Had ik maar de pasklare antwoorden op die knellende vragen.

Kracht

Laat me er slechts dit over roepen: De positieve spirit die van dit krantenartikel afspat mogen we niet kwijtraken en zo, gelijk Paping, ondanks chaos en barre omstandigheden, de schaatsen niet te snel terugstoppen in het vet. Leg nu niet teveel nadruk op de kwantiteit, maar put juist kracht uit de (soms noodzakelijke) beperking, daarmee desalniettemin de kwaliteit waarborgend. 

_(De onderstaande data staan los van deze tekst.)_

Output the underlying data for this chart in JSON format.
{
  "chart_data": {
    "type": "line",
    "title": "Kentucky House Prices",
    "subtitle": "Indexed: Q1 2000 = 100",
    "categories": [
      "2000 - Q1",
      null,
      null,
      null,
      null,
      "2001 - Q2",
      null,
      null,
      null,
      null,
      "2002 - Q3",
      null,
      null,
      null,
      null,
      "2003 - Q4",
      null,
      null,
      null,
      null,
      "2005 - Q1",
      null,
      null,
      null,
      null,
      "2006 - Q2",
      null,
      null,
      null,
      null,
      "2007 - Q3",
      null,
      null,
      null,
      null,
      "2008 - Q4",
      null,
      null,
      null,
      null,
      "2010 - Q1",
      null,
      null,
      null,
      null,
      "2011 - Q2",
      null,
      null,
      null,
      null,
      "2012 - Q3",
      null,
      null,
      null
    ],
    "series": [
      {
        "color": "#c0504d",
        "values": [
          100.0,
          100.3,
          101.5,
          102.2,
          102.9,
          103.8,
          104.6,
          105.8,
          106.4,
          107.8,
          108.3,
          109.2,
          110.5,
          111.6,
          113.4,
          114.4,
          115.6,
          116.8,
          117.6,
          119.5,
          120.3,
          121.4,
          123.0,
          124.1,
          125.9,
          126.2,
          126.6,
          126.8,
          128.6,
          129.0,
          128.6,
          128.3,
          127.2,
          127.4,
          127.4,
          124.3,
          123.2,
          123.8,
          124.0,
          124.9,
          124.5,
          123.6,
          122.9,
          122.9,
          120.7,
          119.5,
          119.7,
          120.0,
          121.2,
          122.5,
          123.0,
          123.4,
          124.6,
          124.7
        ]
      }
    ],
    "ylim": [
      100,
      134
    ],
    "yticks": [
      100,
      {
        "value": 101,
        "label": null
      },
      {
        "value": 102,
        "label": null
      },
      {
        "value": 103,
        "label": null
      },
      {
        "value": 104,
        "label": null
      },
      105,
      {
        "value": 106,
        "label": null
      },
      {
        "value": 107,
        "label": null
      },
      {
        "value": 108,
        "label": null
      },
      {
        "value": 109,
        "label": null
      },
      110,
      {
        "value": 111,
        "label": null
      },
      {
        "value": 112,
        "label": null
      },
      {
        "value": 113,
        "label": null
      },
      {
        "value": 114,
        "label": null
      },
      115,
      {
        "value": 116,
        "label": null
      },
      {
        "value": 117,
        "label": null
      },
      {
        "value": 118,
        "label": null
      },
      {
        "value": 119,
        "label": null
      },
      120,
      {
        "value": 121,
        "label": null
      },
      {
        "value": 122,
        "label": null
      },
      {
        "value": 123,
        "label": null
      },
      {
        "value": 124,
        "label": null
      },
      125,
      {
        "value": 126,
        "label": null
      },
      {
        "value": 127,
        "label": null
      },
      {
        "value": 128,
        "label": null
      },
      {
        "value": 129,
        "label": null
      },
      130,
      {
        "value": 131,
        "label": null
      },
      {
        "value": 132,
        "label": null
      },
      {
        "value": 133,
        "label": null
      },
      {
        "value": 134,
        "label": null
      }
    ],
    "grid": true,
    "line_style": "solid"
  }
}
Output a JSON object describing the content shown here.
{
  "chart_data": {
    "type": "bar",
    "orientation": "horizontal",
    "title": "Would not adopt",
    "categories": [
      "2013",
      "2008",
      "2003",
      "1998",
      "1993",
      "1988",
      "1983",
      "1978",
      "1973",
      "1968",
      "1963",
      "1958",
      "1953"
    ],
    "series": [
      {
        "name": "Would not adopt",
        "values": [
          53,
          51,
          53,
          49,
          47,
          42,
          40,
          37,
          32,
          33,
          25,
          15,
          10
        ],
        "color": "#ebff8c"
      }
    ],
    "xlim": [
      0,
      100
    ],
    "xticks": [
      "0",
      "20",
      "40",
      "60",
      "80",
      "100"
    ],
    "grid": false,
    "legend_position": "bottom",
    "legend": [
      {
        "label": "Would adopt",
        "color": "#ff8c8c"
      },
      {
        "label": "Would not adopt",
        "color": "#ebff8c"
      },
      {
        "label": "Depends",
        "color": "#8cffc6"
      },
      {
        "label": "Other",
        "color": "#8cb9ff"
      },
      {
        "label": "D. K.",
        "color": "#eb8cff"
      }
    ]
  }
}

Goed, massa mag dan de kassa zijn, maar met Baruch de Spinoza houd ik graag voor ogen: 
‘Ons gehele geluk is afhankelijk van de kwaliteit van dat wat wij beminnen.’

Bert Rebergen (*1969) is ruim dertig jaar actief in het onderwijs en treedt op als spreker en verhalenverteller. Orgelmuziek mag zich in zijn belangstelling verheugen. Dit als luisteraar en als bespeler van menig instrument. Hij schrijft sinds 2006 voor ORGELNIEUWS als columnist en recensent.